Don’t be mad if I am a little curt with you. I wanted to share with you my feelings towards “French speaking” within French companies and organisations. As Secretary of State for Francophone countries, originally from Saint-Pierre-et-Miquelon, a little French territory in North America, I am a little “touchy” around the question of using French.
I do not ignore the contributions exchanged between the two languages and I am a fan of the idea that France is an open language, that absorbs words from elsewhere every year – a work in progress.
But, even if it’s not trendy, I deplore the fact that our French language loses so much ground in business and officialdom. You are going to say to me that this is a “has been” battle and that it’s more important to think of “cash flow” than vocabulary. But for me these two battles are not incompatible.

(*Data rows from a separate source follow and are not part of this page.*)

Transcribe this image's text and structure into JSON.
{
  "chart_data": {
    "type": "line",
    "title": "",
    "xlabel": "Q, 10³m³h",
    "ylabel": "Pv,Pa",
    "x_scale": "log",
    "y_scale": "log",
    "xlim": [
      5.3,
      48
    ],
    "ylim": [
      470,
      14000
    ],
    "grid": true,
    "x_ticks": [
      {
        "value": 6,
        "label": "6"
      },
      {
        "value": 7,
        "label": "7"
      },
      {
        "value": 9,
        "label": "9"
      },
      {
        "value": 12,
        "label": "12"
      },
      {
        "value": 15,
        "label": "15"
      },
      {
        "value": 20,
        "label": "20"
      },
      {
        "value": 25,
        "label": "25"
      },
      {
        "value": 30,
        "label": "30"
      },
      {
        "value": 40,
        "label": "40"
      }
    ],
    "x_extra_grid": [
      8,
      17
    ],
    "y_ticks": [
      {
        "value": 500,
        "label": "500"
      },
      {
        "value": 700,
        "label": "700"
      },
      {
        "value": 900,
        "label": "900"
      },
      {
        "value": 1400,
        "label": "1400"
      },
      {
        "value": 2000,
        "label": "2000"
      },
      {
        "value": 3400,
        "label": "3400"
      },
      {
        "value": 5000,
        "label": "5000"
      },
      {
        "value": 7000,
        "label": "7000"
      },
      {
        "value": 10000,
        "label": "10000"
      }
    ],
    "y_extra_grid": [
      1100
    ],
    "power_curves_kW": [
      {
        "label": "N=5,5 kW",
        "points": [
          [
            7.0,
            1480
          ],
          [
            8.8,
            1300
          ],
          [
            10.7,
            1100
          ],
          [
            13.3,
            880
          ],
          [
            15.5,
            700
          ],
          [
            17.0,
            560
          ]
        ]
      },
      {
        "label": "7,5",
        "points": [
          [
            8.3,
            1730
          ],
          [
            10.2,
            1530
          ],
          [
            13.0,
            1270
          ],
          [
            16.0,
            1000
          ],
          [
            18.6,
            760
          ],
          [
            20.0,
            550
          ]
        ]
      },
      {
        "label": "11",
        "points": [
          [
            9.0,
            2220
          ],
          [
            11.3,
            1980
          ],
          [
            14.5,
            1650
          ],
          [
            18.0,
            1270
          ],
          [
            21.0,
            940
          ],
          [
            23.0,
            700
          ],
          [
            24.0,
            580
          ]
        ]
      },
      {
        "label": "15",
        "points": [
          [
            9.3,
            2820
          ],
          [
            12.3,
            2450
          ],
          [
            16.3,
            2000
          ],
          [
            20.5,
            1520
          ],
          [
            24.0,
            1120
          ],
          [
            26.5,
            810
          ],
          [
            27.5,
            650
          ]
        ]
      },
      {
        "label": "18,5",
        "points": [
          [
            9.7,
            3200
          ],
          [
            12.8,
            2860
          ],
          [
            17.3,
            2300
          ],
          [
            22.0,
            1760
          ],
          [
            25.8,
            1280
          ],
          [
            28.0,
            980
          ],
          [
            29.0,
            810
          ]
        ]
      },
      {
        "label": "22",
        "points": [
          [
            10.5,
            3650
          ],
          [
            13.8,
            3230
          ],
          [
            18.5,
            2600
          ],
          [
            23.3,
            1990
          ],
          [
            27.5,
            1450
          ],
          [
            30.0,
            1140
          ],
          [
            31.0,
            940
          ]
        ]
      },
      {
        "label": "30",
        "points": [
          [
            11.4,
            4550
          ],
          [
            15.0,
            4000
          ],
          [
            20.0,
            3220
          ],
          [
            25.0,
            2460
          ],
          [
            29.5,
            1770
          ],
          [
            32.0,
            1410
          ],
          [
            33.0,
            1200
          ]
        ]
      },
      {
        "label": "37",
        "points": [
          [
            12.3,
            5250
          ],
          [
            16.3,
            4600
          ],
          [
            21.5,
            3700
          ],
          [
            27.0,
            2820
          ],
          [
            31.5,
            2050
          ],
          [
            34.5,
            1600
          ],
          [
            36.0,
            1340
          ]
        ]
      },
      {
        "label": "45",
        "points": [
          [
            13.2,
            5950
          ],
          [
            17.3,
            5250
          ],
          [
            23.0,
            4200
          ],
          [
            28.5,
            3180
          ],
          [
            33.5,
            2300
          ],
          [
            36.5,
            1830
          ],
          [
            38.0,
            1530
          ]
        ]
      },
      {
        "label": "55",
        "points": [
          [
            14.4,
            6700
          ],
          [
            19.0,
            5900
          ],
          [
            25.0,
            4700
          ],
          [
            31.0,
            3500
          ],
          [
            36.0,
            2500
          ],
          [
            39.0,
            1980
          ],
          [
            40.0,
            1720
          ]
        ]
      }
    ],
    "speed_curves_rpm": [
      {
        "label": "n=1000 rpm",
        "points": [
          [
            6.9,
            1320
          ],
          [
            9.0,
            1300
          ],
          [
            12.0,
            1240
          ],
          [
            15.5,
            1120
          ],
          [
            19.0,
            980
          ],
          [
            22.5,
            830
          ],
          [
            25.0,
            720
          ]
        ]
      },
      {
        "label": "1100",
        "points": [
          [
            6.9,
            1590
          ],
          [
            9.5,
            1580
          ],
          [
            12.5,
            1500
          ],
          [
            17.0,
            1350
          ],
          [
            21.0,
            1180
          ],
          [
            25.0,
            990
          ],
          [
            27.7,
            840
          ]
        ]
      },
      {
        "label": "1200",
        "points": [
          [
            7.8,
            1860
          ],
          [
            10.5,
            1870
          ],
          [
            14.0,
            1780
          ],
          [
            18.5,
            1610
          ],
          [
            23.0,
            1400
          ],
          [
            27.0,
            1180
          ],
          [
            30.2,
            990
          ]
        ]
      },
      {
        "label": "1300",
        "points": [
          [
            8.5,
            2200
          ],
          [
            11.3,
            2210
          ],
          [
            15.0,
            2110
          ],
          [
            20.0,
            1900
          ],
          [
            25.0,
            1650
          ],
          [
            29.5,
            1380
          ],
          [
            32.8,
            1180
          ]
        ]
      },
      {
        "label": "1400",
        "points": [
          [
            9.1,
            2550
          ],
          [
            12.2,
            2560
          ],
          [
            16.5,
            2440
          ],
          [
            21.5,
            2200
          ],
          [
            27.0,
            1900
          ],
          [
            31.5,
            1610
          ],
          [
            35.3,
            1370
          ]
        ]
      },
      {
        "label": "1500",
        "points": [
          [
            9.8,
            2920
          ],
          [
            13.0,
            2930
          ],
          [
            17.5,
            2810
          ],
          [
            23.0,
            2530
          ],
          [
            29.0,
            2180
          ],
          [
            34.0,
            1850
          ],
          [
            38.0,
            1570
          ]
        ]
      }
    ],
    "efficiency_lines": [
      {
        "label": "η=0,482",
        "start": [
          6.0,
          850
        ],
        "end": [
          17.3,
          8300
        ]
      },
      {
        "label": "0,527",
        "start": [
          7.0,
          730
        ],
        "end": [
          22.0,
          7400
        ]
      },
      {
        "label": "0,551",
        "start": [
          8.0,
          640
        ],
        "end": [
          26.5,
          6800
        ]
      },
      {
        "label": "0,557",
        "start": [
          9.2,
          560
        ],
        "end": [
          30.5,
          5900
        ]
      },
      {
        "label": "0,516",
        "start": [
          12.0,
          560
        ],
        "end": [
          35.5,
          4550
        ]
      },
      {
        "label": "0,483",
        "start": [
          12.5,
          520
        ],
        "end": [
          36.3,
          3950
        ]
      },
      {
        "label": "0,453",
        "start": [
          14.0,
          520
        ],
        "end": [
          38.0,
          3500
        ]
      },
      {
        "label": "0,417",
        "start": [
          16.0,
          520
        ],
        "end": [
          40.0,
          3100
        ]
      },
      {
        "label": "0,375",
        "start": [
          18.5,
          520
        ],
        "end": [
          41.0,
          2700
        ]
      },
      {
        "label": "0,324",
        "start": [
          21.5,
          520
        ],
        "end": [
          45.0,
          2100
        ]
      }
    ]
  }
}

Businesses that choose to teach French to their teams based abroad rather than customize the language of Shakespeare in France have seen the benefits, including economic ones. On top of that our anglicisms are often incomprehensible for English speakers. Is the expression “checker ses mails” clear to someone who works in the City of London?
Outside our borders I come across French speakers who use the imperfect subjunctive as well as business English. And their first question is: “Why do you French people always give the impression of not believing in your own language?” The fifth most commonly spoken language in the world. The third language of business on an international level. One that will soon be spoken by 350 million young people in Africa – the largest potential market.
Let’s be clear. I have nothing against “drafting” some “to-do lists”, to “benchmark” without thinking, to establish “processes” for “conf calls” and to “forward” things with gusto, but I have a real feeling: This French language is a chance, an asset that needs to be exploited. Through the unique network of Institutes and “Alliances Francaises”, through its media and through digital programmes like IFos, the new platform for learning professional French.
France has precious tools to keep French alive as an international language and a language of business.
On the occasion of our “annual-review”, the International Francophone Day, I call on you to be “totally aware of the situation”. I await your “feedback ASAP” to “brainstorm” with you.